The counterpoint worth tracking. Some operators argue that auto-grading creates a Goodhart problem — agents are tuned to the rubric, the rubric drifts from reality, and quality degrades while metrics improve. The 2023 Judging LLM-as-a-Judge paper by Zheng et al. is the most-cited examination of where LLM-judges agree and where they systematically diverge from human reviewers; the failure modes it documents matter operationally — scorecards must be re-derived from raw call review (not just iterated within their own dimensions) every quarter to stay grounded.
Good / Bad / Ugly
Good. Weighted rubric with regulated dimensions weighted up. Distribution-aware reporting (not just averages). LLM grading on 100% with human spot-checks on flags. Calibration sessions every quarter where a human and the LLM grade the same calls and you compare. Trend lines on individual dimensions, not just aggregate.
Bad. Single average score with no distribution. Same weight on every dimension. Grading only a random sample. Manual reviewers seeing transcripts but not the agent's tool calls. Scorecards that never get re-tuned.
Ugly. Performance-managing individual agents (or in our case, individual prompt versions) on grade. Goodhart-trap rubrics that the agent eventually games. Scorecards that grade the easy dimensions and avoid consent and de-escalation because they're harder to grade. QA reports that go to the leadership weekly but never trigger a prompt change.

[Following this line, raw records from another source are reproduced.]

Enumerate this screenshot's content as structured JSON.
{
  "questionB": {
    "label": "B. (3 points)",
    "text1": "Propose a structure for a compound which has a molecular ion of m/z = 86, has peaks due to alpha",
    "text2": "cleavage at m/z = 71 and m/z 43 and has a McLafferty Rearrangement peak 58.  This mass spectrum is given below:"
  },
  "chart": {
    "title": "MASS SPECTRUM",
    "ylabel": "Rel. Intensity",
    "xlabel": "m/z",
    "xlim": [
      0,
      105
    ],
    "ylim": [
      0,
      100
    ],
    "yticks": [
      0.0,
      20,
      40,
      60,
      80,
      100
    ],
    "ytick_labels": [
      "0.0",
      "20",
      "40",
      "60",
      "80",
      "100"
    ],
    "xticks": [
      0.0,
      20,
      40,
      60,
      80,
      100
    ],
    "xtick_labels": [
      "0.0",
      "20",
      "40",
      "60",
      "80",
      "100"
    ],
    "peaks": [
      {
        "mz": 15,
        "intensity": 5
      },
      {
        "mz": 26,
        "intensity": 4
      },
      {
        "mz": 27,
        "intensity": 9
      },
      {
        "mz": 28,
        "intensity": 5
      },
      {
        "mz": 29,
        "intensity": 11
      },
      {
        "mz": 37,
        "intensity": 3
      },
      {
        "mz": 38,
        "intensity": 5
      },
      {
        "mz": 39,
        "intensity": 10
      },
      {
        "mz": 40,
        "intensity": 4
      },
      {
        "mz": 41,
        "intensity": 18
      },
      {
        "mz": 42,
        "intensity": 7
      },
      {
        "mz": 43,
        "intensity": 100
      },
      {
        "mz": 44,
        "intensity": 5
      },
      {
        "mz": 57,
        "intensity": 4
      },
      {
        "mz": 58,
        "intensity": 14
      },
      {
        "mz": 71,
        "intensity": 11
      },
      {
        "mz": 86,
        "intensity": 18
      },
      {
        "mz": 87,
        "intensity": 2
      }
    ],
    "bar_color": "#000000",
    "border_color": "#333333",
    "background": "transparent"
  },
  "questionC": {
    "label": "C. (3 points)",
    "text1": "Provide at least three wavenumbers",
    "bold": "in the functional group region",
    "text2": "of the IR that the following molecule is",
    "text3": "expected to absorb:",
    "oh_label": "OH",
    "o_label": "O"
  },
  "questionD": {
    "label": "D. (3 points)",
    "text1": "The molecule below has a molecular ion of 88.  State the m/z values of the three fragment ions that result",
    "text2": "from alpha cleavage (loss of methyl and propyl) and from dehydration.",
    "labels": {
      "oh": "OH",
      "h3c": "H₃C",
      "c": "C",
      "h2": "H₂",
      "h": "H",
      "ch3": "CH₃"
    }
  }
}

The financial services client we held the launch for is now running well over a thousand calls per day with a hybrid auto-grade plus ~7% human spot-check, weekly distribution review, and quarterly calibration. Aggregate score has held in the low 90s for the past several weeks. The distribution shape is what we actually monitor — and the failure-mode tail has shrunk from roughly 9% of calls in week one to under 2% now. That's the metric the average never showed.